According to him, “The major drivers of diabetes and related health conditions in Nigeria include poor dietary habits, excessive consumption of carbohydrate-rich foods, physical inactivity, sedentary lifestyles, inadequate health awareness and genetic predisposition.”
He also pointed out that, “Taxation does little to address these underlying factors. What it achieves is an immediate increase in production costs, higher consumer prices and additional pressure on investment and employment.”
He recommended that a better path to better health lies with legislations that would address the root causes of lifestyle-related diseases.
“If the objective is to improve public health outcomes, lawmakers should prioritise legislations that directly address the root causes of lifestyle-related diseases.
These include nutrition education, public health awareness campaigns, promotion of exercise and physical activity, encouragement of healthier food choices, improved preventive healthcare systems, and urban planning that supports active living through walking and cycling infrastructure.
“Such interventions are more sustainable, more inclusive and less damaging to economic activity than punitive taxation targeted at a major manufacturing subsector.
“Public health goals should not be pursued through policies that inadvertently weaken production, investment and job creation”, he said.
CPPE’s position, he said is for the House of Representatives to reject the Bill, “CPPE therefore strongly urges the House of Representatives to decline concurrence to the bill.
The proposed legislation is fundamentally anti-growth. It penalises production, discourages investment, threatens jobs and imposes additional costs on already burdened consumers.
“The House of Representatives has historically demonstrated sensitivity to the welfare of citizens and the concerns of productive enterprises. We urge members to uphold that tradition by rejecting this legislation in the interest of manufacturing sustainability, employment preservation, investment confidence and policy coherence.

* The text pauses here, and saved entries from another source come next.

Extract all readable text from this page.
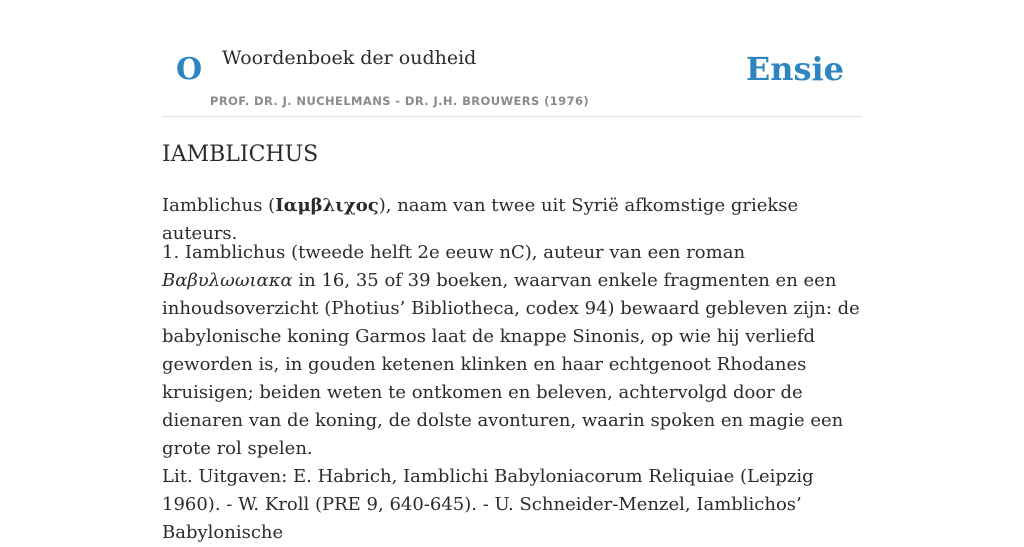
O Woordenboek der oudheid
PROF. DR. J. NUCHELMANS - DR. J.H. BROUWERS (1976)
Ensie
IAMBLICHUS

Iamblichus (Ιαμβλιχος), naam van twee uit Syrië afkomstige griekse auteurs.

1. Iamblichus (tweede helft 2e eeuw nC), auteur van een roman Βαβυλωωιακα in 16, 35 of 39 boeken, waarvan enkele fragmenten en een inhoudsoverzicht (Photius’ Bibliotheca, codex 94) bewaard gebleven zijn: de babylonische koning Garmos laat de knappe Sinonis, op wie hij verliefd geworden is, in gouden ketenen klinken en haar echtgenoot Rhodanes kruisigen; beiden weten te ontkomen en beleven, achtervolgd door de dienaren van de koning, de dolste avonturen, waarin spoken en magie een grote rol spelen.

Lit. Uitgaven: E. Habrich, Iamblichi Babyloniacorum Reliquiae (Leipzig 1960). - W. Kroll (PRE 9, 640-645). - U. Schneider-Menzel, Iamblichos’ Babylonische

“The economy meeds relief, not more burdens. At a time when businesses and households are struggling with unprecedented cost pressures, the economy needs relief, not additional taxation; support for production, not policies that weaken enterprise; and reforms that create jobs, not measures that put them at risk.
“Public health objectives and economic growth are not mutually exclusive. Nigeria can pursue both through policies that promote healthier lifestyles while protecting investment, jobs and industrial development. The Sugar-Sweetened Beverage Tax Bill fails this test and should therefore be rejected in its entirety.”